The image forming apparatus according to Claim 29, wherein the image forming apparatus includes two or more of the image forming unit (66).
The image forming apparatus according to Claim 29, wherein the charger (13; 43; 53; 62) is one of a contact charger and a short-range charger which charges the photoreceptor while a gap is formed between a surface of the charger and a surface of the photoreceptor.
The image forming apparatus according to Claim 31, wherein the charger (13; 43; 53; 62) is a short-range charger, and wherein the gap is not greater than 100 µm.

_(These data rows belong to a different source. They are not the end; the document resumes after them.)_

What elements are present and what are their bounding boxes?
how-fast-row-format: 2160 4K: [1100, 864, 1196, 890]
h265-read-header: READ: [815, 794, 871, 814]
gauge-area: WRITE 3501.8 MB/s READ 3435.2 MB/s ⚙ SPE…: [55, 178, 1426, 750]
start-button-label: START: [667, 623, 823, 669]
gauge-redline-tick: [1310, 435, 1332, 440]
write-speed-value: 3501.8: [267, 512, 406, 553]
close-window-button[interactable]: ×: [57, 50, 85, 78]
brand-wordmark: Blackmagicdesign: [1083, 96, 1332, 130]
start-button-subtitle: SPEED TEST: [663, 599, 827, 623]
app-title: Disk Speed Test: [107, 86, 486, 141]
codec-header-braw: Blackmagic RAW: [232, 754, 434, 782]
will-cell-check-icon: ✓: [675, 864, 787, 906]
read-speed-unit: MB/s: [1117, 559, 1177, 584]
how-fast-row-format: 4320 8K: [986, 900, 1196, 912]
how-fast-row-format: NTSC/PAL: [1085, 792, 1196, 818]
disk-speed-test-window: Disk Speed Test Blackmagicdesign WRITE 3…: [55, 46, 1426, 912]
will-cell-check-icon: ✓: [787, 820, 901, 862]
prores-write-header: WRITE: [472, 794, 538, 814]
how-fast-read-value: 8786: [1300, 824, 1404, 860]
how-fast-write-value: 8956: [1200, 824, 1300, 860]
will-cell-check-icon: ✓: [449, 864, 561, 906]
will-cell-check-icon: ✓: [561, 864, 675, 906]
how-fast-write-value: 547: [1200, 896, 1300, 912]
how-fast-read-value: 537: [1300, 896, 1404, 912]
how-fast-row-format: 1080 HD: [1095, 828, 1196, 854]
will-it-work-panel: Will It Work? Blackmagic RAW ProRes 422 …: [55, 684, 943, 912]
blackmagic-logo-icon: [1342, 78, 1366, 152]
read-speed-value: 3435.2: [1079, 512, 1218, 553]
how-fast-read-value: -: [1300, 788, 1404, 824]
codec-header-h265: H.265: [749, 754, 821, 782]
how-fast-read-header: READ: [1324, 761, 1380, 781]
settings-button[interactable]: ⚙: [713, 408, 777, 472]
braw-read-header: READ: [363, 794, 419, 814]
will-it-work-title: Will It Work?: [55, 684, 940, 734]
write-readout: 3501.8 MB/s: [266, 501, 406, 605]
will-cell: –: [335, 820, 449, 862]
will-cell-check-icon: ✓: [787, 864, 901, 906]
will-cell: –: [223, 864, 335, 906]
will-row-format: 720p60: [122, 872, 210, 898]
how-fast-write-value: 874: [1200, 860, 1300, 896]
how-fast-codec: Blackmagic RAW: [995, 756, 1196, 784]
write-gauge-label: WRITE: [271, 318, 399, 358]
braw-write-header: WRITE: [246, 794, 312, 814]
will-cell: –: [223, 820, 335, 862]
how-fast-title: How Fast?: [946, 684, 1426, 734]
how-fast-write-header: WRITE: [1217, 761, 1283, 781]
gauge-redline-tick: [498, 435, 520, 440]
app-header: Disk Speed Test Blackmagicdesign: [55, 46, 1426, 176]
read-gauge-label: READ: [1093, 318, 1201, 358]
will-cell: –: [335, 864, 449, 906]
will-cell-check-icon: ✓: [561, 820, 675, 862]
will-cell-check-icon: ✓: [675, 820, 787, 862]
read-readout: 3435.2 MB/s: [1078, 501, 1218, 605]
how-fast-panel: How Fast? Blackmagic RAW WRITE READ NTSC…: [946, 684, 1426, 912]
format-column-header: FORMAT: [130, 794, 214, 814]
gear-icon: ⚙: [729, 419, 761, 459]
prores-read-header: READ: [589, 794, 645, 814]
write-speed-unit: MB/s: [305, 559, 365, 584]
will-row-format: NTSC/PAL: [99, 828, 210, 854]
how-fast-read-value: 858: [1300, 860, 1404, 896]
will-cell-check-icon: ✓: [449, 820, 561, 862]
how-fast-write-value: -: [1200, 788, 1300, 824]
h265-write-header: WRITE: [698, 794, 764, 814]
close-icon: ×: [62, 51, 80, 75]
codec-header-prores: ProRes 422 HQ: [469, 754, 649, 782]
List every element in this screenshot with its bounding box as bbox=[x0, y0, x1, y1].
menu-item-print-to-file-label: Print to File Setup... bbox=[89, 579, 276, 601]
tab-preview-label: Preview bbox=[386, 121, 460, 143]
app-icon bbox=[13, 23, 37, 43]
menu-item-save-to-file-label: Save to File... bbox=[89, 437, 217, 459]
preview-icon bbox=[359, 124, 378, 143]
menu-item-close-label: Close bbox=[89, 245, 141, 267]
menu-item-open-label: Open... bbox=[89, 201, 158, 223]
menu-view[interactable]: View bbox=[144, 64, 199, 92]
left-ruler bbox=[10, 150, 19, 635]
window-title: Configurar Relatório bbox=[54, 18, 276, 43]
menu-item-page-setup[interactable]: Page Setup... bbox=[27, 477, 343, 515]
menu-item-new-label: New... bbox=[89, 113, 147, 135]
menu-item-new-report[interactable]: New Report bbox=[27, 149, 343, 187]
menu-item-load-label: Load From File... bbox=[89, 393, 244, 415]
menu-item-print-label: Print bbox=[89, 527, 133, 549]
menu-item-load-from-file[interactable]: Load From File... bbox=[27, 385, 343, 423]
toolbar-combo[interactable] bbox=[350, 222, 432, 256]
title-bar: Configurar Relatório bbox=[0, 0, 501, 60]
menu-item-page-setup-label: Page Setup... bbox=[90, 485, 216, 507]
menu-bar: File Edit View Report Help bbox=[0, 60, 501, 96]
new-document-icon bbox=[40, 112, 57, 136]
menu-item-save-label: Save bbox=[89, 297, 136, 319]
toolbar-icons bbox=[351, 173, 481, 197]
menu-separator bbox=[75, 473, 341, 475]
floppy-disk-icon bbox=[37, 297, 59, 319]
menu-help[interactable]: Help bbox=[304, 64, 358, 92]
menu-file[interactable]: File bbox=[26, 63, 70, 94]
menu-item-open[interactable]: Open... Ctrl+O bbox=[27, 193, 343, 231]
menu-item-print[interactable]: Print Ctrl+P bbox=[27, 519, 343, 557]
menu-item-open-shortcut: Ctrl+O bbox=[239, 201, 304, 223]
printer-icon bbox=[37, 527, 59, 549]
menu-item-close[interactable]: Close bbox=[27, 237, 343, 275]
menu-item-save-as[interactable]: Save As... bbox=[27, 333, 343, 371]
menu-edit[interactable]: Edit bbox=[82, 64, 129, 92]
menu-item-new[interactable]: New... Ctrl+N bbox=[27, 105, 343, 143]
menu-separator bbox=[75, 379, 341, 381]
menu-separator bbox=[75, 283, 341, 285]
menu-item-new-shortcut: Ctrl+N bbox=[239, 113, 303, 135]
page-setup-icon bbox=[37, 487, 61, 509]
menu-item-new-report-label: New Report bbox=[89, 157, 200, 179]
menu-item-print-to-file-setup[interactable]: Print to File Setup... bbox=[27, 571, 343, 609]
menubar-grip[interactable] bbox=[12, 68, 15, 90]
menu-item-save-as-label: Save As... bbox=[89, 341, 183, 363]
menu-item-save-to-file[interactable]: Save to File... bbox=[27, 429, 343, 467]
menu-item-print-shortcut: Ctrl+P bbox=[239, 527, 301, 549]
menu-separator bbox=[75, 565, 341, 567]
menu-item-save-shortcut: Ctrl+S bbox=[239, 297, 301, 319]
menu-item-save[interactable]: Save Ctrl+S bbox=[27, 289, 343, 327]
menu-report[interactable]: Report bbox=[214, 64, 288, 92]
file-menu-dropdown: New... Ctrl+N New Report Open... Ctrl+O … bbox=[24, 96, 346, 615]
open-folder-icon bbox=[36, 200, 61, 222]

The image forming apparatus according to any one of Claims 29 to 32, wherein the charger (13; 43; 53; 62) applies a DC voltage overlapped with an AC voltage.
The image forming apparatus according to any one of Claims 29 to 33, wherein the at least one image forming unit (66) further comprises a cleaner (24, 25; 47; 57; 65) configured to clean a surface of the photoreceptor (11; 41; 51; 61), and wherein the photoreceptor, and at least one of the light irradiator (15; 44; 54; 63), the developing device (16; 49; 55; 64) and the cleaner form a cartridge which is detachably set in the image forming apparatus.
A process cartridge comprising:
the photoreceptor (11; 41; 51; 61) according to any one of Claims 1 to 24; and

at least a device selected from the group consisting of a charger (13; 43; 53; 62) configured to charge the photoreceptor; a light irradiator (15; 44; 54; 63) configured to irradiate the photoreceptor with imagewise light to form an electrostatic latent image on the photoreceptor; a developing device (16; 49; 55; 64) configured to develop the electrostatic latent image with a developer including a toner to form a toner image on the photoreceptor; and a cleaner (24, 25; 47; 57; 65) configured to clean a surface of the photoreceptor.